Bashir Makhtal was sentenced to life in prison for terrorism-related charges after a trial that Amnesty International and Makhtal’s lawyer called unfair.
He was greeted by friends, family and supporters at Toronto’s Pearson airport on Saturday after flying in from the Ethiopian capital, Addis Ababa.
Canadian officials had been working for years to secure his release, but Gloria Nafziger, a campaigner with Amnesty, said the changing political situation in Ethiopia has led to the release of thousands of political prisoners in recent months.
“It’s an optimistic time in Ethiopia for people who have been detained for political reasons,” said Nafziger, adding that the changing tides in Ethiopian politics and the country’s new prime minister were likely major reasons for Makhtal’s release.
The releases started this year under former prime minister Hailemariam Desalegn, who announced in January that he would drop charges against political prisoners and close a notorious prison camp in an effort to foster political dialogue. They have continued under the new prime minister, Abiy Ahmed, who was sworn in on April 2nd.
Makhtal was born in Ethiopia and settled in Canada after moving here as a refugee, and later moved to Kenya where he operated a used-clothing business.

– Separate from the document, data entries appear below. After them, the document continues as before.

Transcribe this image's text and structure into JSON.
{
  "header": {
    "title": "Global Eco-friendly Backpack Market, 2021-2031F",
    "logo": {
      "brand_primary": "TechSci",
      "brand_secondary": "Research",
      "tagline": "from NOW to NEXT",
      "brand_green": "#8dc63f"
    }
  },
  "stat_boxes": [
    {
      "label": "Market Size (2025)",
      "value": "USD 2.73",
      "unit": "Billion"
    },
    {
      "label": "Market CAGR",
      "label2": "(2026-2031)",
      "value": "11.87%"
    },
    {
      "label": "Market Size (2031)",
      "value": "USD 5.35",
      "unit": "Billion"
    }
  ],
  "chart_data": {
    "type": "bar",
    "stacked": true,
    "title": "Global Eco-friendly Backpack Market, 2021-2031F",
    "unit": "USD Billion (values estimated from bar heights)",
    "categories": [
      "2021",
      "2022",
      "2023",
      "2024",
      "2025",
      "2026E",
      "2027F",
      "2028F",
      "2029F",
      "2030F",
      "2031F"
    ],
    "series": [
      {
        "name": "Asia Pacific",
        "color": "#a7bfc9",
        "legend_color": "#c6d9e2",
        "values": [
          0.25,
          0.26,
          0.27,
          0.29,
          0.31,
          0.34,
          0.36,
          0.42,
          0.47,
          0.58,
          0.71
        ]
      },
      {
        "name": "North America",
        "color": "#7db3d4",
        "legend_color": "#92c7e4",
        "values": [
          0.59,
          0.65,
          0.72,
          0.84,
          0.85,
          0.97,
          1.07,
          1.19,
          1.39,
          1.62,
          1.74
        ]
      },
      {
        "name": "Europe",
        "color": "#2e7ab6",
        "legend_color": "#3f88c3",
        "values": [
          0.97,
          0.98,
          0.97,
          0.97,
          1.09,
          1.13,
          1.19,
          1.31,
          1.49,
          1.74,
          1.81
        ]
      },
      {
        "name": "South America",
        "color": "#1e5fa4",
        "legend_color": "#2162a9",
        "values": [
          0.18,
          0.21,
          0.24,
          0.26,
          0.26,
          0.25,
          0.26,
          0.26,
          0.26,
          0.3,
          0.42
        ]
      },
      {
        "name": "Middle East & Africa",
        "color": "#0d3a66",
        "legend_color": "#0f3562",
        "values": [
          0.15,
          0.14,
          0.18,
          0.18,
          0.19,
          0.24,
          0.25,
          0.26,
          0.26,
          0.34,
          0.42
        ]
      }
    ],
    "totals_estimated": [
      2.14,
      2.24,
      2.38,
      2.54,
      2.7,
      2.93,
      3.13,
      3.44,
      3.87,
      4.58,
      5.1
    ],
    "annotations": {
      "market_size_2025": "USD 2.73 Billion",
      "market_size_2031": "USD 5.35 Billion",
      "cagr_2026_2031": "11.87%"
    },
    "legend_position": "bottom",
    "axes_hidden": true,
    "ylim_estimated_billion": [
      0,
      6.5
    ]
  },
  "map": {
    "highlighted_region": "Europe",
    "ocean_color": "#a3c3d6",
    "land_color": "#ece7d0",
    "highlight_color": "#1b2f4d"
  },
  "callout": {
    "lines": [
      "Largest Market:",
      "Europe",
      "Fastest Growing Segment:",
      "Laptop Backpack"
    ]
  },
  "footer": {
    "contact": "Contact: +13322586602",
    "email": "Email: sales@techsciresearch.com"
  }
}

He was working in Somalia in 2006, but fled back to the Kenyan border when Ethiopian troops invaded. He was detained at the border and summarily deported to Ethiopia, a move that Amnesty International called unlawful.
In 2009, Makhtal was convicted of terrorism-related crimes and was handed a life sentence without the ability to communicate with anyone outside of prison.
Amnesty International said Makhtal reported multiple cases of torture and ill-treatment during his imprisonment, including a lack of prompt care for his medical needs.
Nafziger said the Canadian government was working for years to try and negotiate Makhtal’s release. An access to information request by The Canadian Press in 2009 found hundreds of pages of records revealing the government’s frustrated efforts to assist him.
“There were constant efforts being made,” said Nafziger. “They would raise it in diplomatic meetings with the Ethiopian government constantly… There’s been, in the last few years, a really high-profile attention being paid.”
At one point, Nafziger said that Ethiopian and Canadian officials had agreed on a prisoner transfer, but Makhtal refused, saying he was not guilty and would not come back to Canada just to be put behind bars again.
Makhtal’s cousin, Said Maktal, said in an Amnesty International statement that his cousin’s release has been a long time coming.
“We hardly are able to believe it is true,” said Said Maktal, who was involved in campaigning for Makhtal’s release. “We send our thanks to everyone who signed a petition, wrote a letter or came to a public event about Bashir’s case.”